1. KAPITEL
Als sie in die Ankunftshalle des Fiji Nadi Airport kam, stieß Della Wilton einen glücklichen Seufzer aus. Obwohl sie zu einem Arbeitsurlaub hier war, schienen sich ihre Probleme schlagartig aufgelöst zu haben, sobald sie über die Metalltreppe vom Flugzeug auf den glühend heißen Asphalt getreten war.
Della hievte ihren übervollen Koffer auf einen Flughafen-Trolley, wobei sie sich den großen Zeh anstieß. Schmerzlich verzog sie das Gesicht, doch nicht einmal ein geprellter Zeh konnte ihrer guten Stimmung etwas anhaben. Zwei ganze Wochen voller Sonnenschein, Seminaren und Operationen am Pacific Health Hospital auf Viti Levu, der Hauptinsel der Fidschi-Inseln, lagen vor ihr. Genau der richtige Auftrieb, den sie nach der dreieinhalbjährigen Flaute seit ihrer Scheidung brauchte.
Sobald sie all ihre Gepäckstücke sicher verstaut hatte, schob sie den Trolley zum Ausgang, wobei sie bereits vom Schnorcheln an den Korallenriffen im glasklaren Meer und Hängematten zwischen Kokospalmen träumte. Von früheren Ferien mit ihrer Familie, aber auch von ihren unseligen Flitterwochen zu Beginn ihrer dreijährigen Ehe wusste Della, dass sich vor dem Flughafengebäude ein Taxistand befand.
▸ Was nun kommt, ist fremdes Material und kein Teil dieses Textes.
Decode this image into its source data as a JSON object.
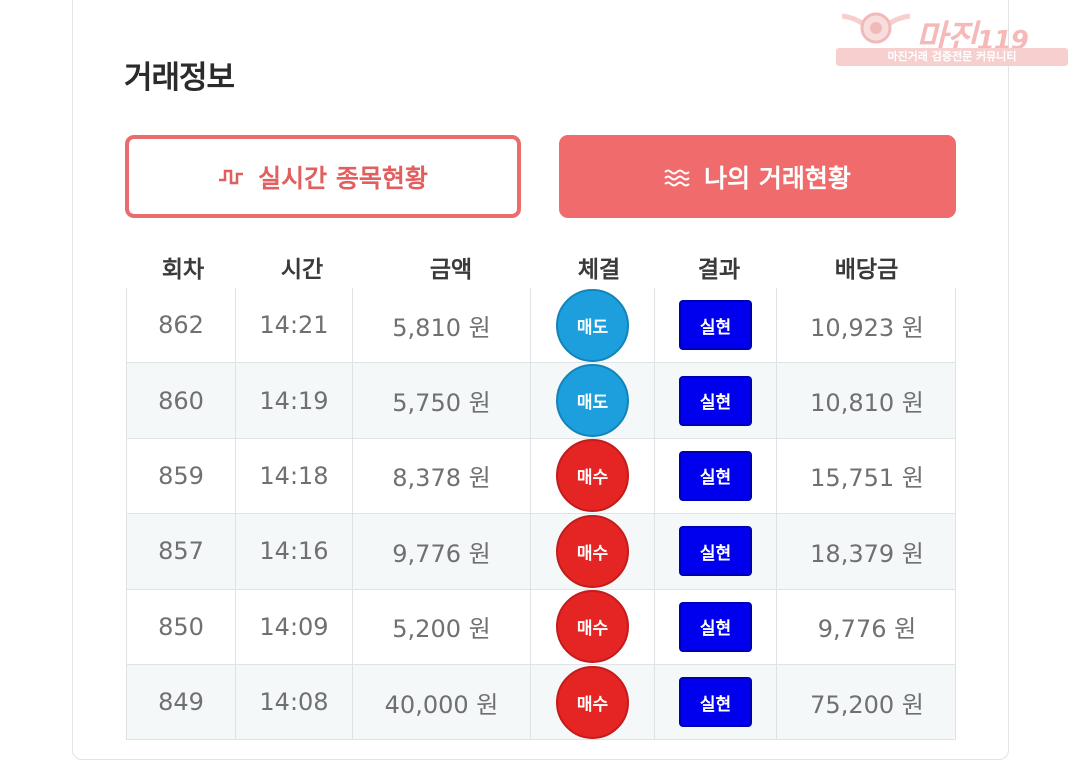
{
  "title": "거래정보",
  "buttons": {
    "live": {
      "label": "실시간 종목현황",
      "icon": "pulse-icon"
    },
    "mine": {
      "label": "나의 거래현황",
      "icon": "waves-icon"
    }
  },
  "columns": [
    "회차",
    "시간",
    "금액",
    "체결",
    "결과",
    "배당금"
  ],
  "rows": [
    {
      "round": "862",
      "time": "14:21",
      "amount": "5,810 원",
      "type": "매도",
      "result": "실현",
      "payout": "10,923 원"
    },
    {
      "round": "860",
      "time": "14:19",
      "amount": "5,750 원",
      "type": "매도",
      "result": "실현",
      "payout": "10,810 원"
    },
    {
      "round": "859",
      "time": "14:18",
      "amount": "8,378 원",
      "type": "매수",
      "result": "실현",
      "payout": "15,751 원"
    },
    {
      "round": "857",
      "time": "14:16",
      "amount": "9,776 원",
      "type": "매수",
      "result": "실현",
      "payout": "18,379 원"
    },
    {
      "round": "850",
      "time": "14:09",
      "amount": "5,200 원",
      "type": "매수",
      "result": "실현",
      "payout": "9,776 원"
    },
    {
      "round": "849",
      "time": "14:08",
      "amount": "40,000 원",
      "type": "매수",
      "result": "실현",
      "payout": "75,200 원"
    }
  ],
  "watermark": {
    "text": "마진",
    "suffix": "119",
    "subtitle": "마진거래 검증전문 커뮤니티"
  },
  "colors": {
    "accent": "#f06b6b",
    "sell": "#1c9fdc",
    "buy": "#e52424",
    "result": "#0000ee"
  }
}
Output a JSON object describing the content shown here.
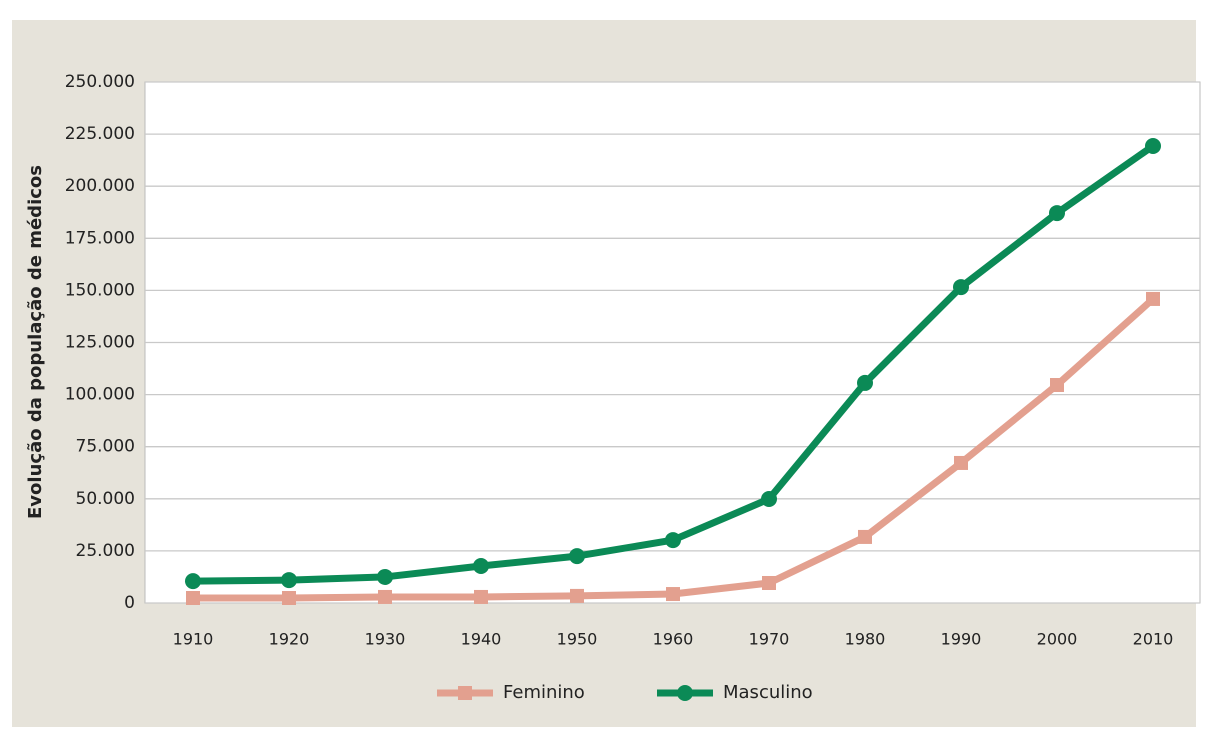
{
  "chart_data": {
    "type": "line",
    "y_label": "Evolução da população de médicos",
    "categories": [
      "1910",
      "1920",
      "1930",
      "1940",
      "1950",
      "1960",
      "1970",
      "1980",
      "1990",
      "2000",
      "2010"
    ],
    "series": [
      {
        "name": "Feminino",
        "color": "#e3a08f",
        "marker": "square",
        "values": [
          2400,
          2400,
          2900,
          2900,
          3400,
          4300,
          9600,
          31700,
          67200,
          104600,
          145900
        ]
      },
      {
        "name": "Masculino",
        "color": "#0b8a56",
        "marker": "circle",
        "values": [
          10500,
          11000,
          12500,
          17750,
          22500,
          30200,
          49900,
          105600,
          151600,
          187100,
          219300
        ]
      }
    ],
    "ylim": [
      0,
      250000
    ],
    "yticks": [
      0,
      {
        "value": 25000,
        "label": "25.000"
      },
      {
        "value": 50000,
        "label": "50.000"
      },
      {
        "value": 75000,
        "label": "75.000"
      },
      {
        "value": 100000,
        "label": "100.000"
      },
      {
        "value": 125000,
        "label": "125.000"
      },
      {
        "value": 150000,
        "label": "150.000"
      },
      {
        "value": 175000,
        "label": "175.000"
      },
      {
        "value": 200000,
        "label": "200.000"
      },
      {
        "value": 225000,
        "label": "225.000"
      },
      {
        "value": 250000,
        "label": "250.000"
      }
    ],
    "grid": true,
    "legend": "bottom"
  }
}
Doch schon nach zwei Schritten in diese Richtung kam ihr schwer beladener Trolley unvermittelt zum Stehen, weil seine Rollen blockierten. Da ihr Oberkörper dabei gegen den Griff prallte, schnappte sie einen Moment lang nach Luft. Typisch, dass sie ausgerechnet den miesesten Trolley erwischt hatte. Verärgert zerrte sie den Wagen rückwärts, in der Hoffnung, die Rollen auf diese Weise wieder in Gang zu bekommen. Jedoch vergeblich.
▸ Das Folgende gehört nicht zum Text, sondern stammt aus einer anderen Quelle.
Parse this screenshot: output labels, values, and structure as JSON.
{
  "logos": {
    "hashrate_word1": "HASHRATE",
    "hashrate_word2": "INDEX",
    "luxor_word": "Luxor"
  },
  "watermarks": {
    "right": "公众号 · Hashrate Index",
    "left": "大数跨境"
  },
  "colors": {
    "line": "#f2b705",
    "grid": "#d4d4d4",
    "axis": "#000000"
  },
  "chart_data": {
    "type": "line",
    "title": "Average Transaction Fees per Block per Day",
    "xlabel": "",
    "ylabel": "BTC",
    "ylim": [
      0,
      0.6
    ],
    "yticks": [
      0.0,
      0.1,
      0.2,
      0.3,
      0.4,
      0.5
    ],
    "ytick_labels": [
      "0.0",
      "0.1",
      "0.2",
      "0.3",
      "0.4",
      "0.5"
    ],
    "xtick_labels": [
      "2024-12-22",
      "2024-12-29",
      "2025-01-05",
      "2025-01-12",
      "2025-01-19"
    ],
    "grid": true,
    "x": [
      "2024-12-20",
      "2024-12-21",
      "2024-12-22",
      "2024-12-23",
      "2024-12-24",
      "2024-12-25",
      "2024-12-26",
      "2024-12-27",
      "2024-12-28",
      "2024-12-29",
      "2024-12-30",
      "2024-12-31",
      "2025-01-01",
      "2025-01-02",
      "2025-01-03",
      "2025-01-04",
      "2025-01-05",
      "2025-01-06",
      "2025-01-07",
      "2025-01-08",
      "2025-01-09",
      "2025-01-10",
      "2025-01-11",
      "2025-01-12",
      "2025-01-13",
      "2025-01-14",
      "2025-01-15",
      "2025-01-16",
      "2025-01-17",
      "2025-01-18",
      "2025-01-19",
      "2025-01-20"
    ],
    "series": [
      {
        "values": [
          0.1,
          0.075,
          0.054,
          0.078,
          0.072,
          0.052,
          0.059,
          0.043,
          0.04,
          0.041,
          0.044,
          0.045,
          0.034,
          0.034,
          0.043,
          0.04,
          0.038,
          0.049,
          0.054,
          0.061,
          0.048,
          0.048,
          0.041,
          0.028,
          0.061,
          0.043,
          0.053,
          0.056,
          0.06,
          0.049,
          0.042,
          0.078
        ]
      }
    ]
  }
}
Erneut blieb der Trolley abrupt stehen, wodurch ihr Bordcase mit lautem Getöse herunterfiel. Della bückte sich danach, um ihn aufzuheben. Ihr Nacken fühlte sich bereits verschwitzt an, sowohl von der feuchten Hitze als auch von dem Kampf mit ihrem Gepäck. Entnervt richtete sie sich wieder auf . und sah sich plötzlich der Person gegenüber, die sie zuallerletzt auf Fidschi erwartet hätte: Harvey Ward.
"Della .", meinte er gedehnt, wobei ein belustigtes Lächeln seine Mundwinkel umspielte. Mit einem argwöhnischen Ausdruck musterte er ihren großen Koffer, als wäre dieser voll von Sexspielzeugen, Pralinen und Tequila - die bedauernswerte Überlebensausrüstung einer Single-Frau. "Hat dir noch keiner erklärt, wie man mit leichtem Gepäck reist?"
Ehe Della auch nur ein Wort sagen konnte, drückte Harvey ihr einen Kuss auf die Wange. Sprachlos blieb ihr der Mund offen stehen, während der ungewohnte Kontakt augenblicklich und völlig unpassenderweise erotische Gefühle in ihr auslöste, die ihre Nervenfasern zu elektrisieren schienen. So etwas hatte Harvey noch nie getan. Ihre übliche Begrüßung bestand in einem widerstrebenden Zunicken oder einem knappen "Hallo".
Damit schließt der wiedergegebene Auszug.